Chua Boon Huat

Personal information
- Born: 3 May 1980 Bukit Cina, Malacca, Malaysia
- Died: 1 August 2013 (aged 33) Petaling Jaya, Selangor, Malaysia
- Height: 1.80 m (5 ft 11 in)

Sport
- Sport: Field hockey
- Position: Forward, Midfielder, Defender

Senior career
- Years: Team / Caps / Goals
- 2002: Red & White Munich HC / 9 / 7
- 2003–2013: Earns & Young / Kuala Lumpur HC / - / -
- 2005: Teddington HC / - / -
- 2008: Auckland HC / - / -

National team
- Years: Team / Caps / Goals
- 1998–2013: Malaysia / 337 / -

Medal record
Men's field hockey
Representing Malaysia
Asian Games
| Bronze medal – third place | 2002 Busan | Team |
Commonwealth Games
| Silver medal – second place | 1998 Kuala Lumpur | Team |
| Bronze medal – third place | 2006 Melbourne | Team |
Men's Hockey Asia Cup
| Bronze medal – third place | 2007 Chennai | Team |

= Chua Boon Huat =

Malaysian field hockey player

Chua Boon Huat (3 May 1980 – 1 August 2013) was a field hockey player from Bukit Cina, Malacca, Malaysia.
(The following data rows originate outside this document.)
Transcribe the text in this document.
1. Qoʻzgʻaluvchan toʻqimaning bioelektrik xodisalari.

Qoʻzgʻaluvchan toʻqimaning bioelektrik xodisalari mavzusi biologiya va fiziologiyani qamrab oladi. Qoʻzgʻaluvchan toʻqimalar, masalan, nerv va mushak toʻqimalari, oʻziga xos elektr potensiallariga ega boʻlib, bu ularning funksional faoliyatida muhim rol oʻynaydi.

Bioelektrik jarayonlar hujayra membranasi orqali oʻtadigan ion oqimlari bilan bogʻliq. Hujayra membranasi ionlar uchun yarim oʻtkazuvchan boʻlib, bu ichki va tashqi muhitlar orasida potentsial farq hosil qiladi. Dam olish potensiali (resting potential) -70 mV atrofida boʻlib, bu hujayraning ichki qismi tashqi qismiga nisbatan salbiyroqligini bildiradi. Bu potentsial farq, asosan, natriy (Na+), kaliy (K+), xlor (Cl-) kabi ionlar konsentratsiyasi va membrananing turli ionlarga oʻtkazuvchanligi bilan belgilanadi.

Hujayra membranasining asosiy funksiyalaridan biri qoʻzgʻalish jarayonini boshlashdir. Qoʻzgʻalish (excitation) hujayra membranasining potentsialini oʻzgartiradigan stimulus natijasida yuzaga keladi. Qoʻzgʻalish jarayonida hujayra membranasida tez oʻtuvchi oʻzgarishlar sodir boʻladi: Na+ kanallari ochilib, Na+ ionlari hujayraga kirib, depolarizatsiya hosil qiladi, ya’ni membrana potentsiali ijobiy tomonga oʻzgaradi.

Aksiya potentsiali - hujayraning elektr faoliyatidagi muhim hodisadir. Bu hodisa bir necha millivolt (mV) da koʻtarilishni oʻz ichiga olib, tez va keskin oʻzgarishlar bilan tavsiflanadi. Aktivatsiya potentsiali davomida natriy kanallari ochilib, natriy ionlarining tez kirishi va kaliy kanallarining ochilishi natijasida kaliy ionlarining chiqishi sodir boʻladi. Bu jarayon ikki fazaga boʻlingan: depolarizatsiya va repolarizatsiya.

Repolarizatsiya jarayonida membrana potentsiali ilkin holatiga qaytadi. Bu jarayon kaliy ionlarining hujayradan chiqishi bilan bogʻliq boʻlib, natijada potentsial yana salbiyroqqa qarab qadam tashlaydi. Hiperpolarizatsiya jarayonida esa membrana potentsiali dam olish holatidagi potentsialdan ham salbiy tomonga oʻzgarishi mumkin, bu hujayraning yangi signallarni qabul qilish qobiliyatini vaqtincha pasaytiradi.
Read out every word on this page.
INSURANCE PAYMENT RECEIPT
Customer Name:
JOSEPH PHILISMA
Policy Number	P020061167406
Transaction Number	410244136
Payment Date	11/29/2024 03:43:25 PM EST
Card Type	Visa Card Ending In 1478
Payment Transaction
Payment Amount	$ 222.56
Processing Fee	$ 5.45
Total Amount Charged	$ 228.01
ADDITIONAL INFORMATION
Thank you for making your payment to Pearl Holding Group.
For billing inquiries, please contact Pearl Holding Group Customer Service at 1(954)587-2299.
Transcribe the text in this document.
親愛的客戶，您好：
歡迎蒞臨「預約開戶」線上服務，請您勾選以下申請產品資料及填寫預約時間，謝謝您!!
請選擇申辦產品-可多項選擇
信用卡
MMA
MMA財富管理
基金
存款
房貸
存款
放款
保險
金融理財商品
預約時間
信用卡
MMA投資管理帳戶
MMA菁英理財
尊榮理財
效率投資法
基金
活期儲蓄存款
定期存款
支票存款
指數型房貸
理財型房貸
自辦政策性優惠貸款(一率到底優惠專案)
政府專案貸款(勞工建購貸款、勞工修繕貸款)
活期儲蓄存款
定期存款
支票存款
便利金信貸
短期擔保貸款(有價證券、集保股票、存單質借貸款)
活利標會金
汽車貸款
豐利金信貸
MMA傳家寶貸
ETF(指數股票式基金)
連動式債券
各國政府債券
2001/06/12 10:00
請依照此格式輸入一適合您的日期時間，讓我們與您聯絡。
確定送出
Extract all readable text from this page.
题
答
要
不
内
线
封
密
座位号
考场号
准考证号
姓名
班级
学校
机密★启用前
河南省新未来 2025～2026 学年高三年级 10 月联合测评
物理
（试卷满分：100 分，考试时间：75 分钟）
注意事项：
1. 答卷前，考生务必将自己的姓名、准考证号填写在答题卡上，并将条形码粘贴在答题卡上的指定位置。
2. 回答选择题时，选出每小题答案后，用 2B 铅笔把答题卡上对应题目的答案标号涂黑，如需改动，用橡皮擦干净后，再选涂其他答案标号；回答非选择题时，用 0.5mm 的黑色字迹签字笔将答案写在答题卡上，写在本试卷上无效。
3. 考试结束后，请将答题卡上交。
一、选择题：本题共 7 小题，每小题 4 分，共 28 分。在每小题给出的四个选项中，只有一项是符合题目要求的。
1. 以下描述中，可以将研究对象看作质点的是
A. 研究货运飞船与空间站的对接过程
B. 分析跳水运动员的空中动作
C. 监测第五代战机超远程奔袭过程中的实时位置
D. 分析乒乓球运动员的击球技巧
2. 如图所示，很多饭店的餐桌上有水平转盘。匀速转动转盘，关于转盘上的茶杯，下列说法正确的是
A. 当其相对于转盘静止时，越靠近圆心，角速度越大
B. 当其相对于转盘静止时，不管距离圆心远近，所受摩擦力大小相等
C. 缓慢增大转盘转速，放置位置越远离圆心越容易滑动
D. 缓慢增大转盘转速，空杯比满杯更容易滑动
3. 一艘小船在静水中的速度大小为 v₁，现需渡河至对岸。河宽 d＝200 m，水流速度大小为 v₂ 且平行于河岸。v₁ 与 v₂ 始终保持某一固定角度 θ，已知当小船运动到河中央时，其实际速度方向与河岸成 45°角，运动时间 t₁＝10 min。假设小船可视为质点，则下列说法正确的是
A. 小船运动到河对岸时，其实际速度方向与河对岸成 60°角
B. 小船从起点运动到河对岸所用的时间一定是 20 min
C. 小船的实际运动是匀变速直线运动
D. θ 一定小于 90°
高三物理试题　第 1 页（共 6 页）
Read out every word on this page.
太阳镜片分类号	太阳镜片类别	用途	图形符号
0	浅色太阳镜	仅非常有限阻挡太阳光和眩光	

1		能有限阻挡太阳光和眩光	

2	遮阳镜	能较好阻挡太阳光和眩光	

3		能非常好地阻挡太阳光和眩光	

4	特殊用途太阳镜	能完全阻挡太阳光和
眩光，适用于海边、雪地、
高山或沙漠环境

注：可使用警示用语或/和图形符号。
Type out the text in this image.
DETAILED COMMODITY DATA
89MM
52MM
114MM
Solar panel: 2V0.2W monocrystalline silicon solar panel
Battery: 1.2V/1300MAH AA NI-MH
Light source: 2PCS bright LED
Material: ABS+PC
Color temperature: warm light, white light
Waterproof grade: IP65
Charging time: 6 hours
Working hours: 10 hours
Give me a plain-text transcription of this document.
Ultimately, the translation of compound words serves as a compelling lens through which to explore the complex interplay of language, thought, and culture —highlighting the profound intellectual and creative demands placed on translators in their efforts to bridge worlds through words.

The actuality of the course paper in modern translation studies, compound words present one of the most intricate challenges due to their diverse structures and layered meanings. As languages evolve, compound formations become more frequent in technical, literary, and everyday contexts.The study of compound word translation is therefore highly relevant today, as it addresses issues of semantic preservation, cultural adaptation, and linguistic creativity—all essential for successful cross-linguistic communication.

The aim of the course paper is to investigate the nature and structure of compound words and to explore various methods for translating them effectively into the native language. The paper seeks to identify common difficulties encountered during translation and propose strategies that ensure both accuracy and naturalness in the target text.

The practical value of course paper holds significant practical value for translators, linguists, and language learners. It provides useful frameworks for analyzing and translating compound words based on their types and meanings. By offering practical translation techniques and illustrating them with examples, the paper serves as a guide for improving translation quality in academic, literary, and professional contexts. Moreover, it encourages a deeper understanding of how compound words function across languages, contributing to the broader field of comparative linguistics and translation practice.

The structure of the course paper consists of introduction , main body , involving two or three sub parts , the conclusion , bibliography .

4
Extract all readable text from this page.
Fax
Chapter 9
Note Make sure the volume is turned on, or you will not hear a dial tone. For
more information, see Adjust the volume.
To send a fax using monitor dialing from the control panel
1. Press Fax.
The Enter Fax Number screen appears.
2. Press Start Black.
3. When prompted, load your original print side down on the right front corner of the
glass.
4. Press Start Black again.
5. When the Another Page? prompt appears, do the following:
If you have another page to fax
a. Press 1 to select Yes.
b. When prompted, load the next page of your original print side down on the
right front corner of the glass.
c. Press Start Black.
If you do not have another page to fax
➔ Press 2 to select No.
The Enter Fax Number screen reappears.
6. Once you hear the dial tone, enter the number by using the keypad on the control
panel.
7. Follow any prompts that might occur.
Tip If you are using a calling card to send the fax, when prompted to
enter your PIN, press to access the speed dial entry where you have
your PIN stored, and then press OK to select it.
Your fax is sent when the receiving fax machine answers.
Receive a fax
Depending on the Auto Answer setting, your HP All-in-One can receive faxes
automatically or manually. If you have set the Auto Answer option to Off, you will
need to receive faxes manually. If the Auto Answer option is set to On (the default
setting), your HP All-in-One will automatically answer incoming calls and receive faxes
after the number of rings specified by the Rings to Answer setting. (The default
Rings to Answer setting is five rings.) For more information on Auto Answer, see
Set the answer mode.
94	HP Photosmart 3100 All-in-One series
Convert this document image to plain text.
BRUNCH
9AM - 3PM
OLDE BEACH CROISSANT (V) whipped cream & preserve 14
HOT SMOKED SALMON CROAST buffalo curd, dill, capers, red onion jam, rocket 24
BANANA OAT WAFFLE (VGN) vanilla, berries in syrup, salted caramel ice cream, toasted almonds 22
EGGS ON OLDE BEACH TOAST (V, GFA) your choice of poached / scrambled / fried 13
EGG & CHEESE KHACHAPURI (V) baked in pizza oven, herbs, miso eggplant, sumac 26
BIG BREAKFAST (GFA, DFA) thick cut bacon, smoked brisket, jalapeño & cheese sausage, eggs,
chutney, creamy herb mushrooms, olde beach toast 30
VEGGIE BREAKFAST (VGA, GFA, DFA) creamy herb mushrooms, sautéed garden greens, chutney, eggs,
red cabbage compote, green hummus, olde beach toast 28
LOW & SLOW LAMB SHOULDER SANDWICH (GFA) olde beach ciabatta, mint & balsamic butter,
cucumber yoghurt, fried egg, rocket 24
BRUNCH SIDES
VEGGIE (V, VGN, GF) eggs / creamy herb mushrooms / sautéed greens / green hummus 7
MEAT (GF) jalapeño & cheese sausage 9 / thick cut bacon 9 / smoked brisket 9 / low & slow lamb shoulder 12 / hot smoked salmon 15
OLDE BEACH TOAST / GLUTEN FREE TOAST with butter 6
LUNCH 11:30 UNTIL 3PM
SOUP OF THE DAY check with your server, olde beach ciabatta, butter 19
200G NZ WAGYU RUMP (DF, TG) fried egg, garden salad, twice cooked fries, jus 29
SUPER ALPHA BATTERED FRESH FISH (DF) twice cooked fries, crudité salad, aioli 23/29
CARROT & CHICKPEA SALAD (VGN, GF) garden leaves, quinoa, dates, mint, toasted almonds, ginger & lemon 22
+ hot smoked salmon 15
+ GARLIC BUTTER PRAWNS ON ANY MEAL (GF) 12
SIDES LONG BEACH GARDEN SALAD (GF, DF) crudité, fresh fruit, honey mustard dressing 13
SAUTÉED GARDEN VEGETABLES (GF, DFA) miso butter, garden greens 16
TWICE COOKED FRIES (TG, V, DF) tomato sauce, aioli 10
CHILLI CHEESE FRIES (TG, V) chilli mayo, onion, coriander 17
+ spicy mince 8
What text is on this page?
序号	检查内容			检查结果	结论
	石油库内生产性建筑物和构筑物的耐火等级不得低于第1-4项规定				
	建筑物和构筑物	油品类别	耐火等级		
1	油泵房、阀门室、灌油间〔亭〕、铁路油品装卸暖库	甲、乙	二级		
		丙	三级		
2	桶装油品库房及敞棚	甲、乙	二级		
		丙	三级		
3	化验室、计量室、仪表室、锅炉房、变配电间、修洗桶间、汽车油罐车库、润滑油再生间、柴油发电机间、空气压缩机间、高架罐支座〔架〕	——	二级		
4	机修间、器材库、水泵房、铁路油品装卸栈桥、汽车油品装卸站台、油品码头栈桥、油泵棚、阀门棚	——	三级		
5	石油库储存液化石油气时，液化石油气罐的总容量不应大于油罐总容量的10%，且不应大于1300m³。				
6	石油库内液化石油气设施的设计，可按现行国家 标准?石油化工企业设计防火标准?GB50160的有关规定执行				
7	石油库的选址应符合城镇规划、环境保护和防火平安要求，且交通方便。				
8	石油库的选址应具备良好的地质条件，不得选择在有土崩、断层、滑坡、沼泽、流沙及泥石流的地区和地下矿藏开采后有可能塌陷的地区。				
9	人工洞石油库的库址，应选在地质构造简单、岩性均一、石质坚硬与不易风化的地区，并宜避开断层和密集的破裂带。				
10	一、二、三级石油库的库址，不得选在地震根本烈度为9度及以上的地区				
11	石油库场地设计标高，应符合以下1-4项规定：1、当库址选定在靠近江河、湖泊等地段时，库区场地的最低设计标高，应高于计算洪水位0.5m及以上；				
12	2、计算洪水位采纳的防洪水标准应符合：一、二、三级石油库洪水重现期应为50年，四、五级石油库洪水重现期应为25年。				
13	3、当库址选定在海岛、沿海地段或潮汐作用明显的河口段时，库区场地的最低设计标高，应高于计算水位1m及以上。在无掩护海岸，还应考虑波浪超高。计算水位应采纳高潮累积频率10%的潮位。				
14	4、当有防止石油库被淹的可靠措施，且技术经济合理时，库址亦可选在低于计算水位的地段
Boon Huat was one of the longest serving hockey players in Malaysia.

==Career==

===Club===
He was with Kuala Lumpur Hockey Club for 10 years and part of 'the double' winners for three consecutive seasons.

In April 2002 Boon Huat take up an offer to play in the German League. During his stint, he did not disappoint his club, Red And White Munich. During his three-month stint in Germany, Boon Huat scored seven goals in nine matches, all field goals.

In 2005 he joined English Hockey League's Premier Division, Teddington Hockey Club.

His last overseas stint was in New Zealand in 2008, when he played for the Auckland club.

===International===
Under Paul Lissek, he made his debut as a 17-year-old with the Malaysia hockey team in the 1998 Commonwealth Games.
Boon Huat who had more than 321 caps for Malaysia had played in major competitions such as the World Cup, Olympics, Champions Trophy, Commonwealth Games, Asian Games and the Asia Cup. He was also the skipper of the 2001 National Junior team which featured in the Junior World Cup in Hobart.

==Personal life and death==
Boon Huat was a Baba-Nyonya descendant. He died in a car accident involving his car and a truck watering plants at 2.25am on 1 August 2013. The incident occurred on the Damansara–Puchong Expressway (LDP) near Kelana Jaya LRT station.